Objective. The COVID-19 is considered to be a highly contagious pathogen. Since December 2019, an orthocoronavirinae virus has caused pneumonia identified as a new type of respiratory infection. This respiratory syndrome has quickly spread to all countries around the world to the point where WHO has declared it pandemic. To date, the source of this virus is not well known, especially since there are no standards for its diagnosis and treatment. Several factors are involved in the spread of the disease. This study tries to make a contribution to the analysis of its spread and the people likely to be affected. Also, the immune response of patients differs from one patient to another, which makes analysis very complex by classical mathematical techniques. As long as the several uncertainties persist to date concerning it, we propose to analyze the relevant factors using fuzzy logic. As this logic takes into account the imprecise and the uncertain, we consider that its application in this area proves to be adequate.
Methods. Based on the factors reported in different studies concerning this disease established to date as well as the characteristics of the people affected, we have established a fuzzy logic analysis system. The input variables of the system represent the age of the affected patients, their comorbidity (ie sub-adjacent diseases, the confinement degree, the screening policy and the availability of control means) and the output variable expresses the disease rate.
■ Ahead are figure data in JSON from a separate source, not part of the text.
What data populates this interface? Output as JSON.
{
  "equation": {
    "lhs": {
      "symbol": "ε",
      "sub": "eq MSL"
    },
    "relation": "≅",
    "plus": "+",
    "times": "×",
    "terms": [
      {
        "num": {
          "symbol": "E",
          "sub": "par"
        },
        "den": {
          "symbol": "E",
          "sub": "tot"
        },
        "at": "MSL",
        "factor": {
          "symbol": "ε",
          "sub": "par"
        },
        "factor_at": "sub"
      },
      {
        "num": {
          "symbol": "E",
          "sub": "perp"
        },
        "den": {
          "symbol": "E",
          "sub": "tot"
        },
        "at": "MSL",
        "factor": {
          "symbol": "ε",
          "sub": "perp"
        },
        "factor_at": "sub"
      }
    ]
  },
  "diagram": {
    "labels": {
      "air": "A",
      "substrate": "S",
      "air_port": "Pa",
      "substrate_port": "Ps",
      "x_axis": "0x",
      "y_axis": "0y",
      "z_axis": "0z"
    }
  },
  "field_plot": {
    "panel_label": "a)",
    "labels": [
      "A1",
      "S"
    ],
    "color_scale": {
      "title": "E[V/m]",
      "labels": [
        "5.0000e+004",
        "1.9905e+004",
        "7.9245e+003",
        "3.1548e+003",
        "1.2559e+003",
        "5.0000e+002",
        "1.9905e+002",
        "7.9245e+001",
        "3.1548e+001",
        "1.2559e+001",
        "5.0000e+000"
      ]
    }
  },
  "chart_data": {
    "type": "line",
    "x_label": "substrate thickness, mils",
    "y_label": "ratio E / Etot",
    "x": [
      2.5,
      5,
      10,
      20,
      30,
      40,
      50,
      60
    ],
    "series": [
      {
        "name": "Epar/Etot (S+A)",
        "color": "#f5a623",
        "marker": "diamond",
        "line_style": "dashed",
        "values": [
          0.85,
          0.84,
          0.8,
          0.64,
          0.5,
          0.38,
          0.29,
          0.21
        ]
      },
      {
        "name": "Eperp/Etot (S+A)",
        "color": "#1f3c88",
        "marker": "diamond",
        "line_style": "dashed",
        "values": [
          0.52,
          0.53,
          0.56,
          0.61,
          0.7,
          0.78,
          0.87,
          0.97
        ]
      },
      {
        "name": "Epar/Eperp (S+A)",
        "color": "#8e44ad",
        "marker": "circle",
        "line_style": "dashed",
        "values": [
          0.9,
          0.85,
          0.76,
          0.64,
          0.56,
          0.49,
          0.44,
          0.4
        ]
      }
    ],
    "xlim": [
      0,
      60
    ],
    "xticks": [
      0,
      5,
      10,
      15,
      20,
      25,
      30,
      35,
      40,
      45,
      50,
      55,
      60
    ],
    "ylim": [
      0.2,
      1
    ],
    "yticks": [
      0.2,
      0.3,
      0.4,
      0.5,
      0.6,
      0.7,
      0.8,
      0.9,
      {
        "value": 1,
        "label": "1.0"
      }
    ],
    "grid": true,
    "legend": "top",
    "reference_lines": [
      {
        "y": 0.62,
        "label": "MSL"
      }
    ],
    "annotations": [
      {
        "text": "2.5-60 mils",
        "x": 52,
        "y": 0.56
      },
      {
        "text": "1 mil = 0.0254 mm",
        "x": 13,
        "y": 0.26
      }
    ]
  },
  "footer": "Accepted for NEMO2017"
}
Results. By doing so, the uncertainties linked to the very nature of the individuals affected, the uncertainties and imprecision inherent in ignorance of the disease and its mechanisms are thus compensated. Once the rule base has been established from actual cases recorded, it becomes possible to predict the degree of certainty of the COVID-19 infringement.
Conclusion. Several unknowns still persist as to the origin of the virus, its mechanism, its spread and the lack of a vaccine and even less treatment, the WHO declared it a pandemic. This study takes up certain factors recorded and reported by previous studies to give a preventive analysis. The application of a fuzzy system overcomes these inaccuracies. The proposed system remains extensible to other factors not supported in this study and which may prove to be relevant over time.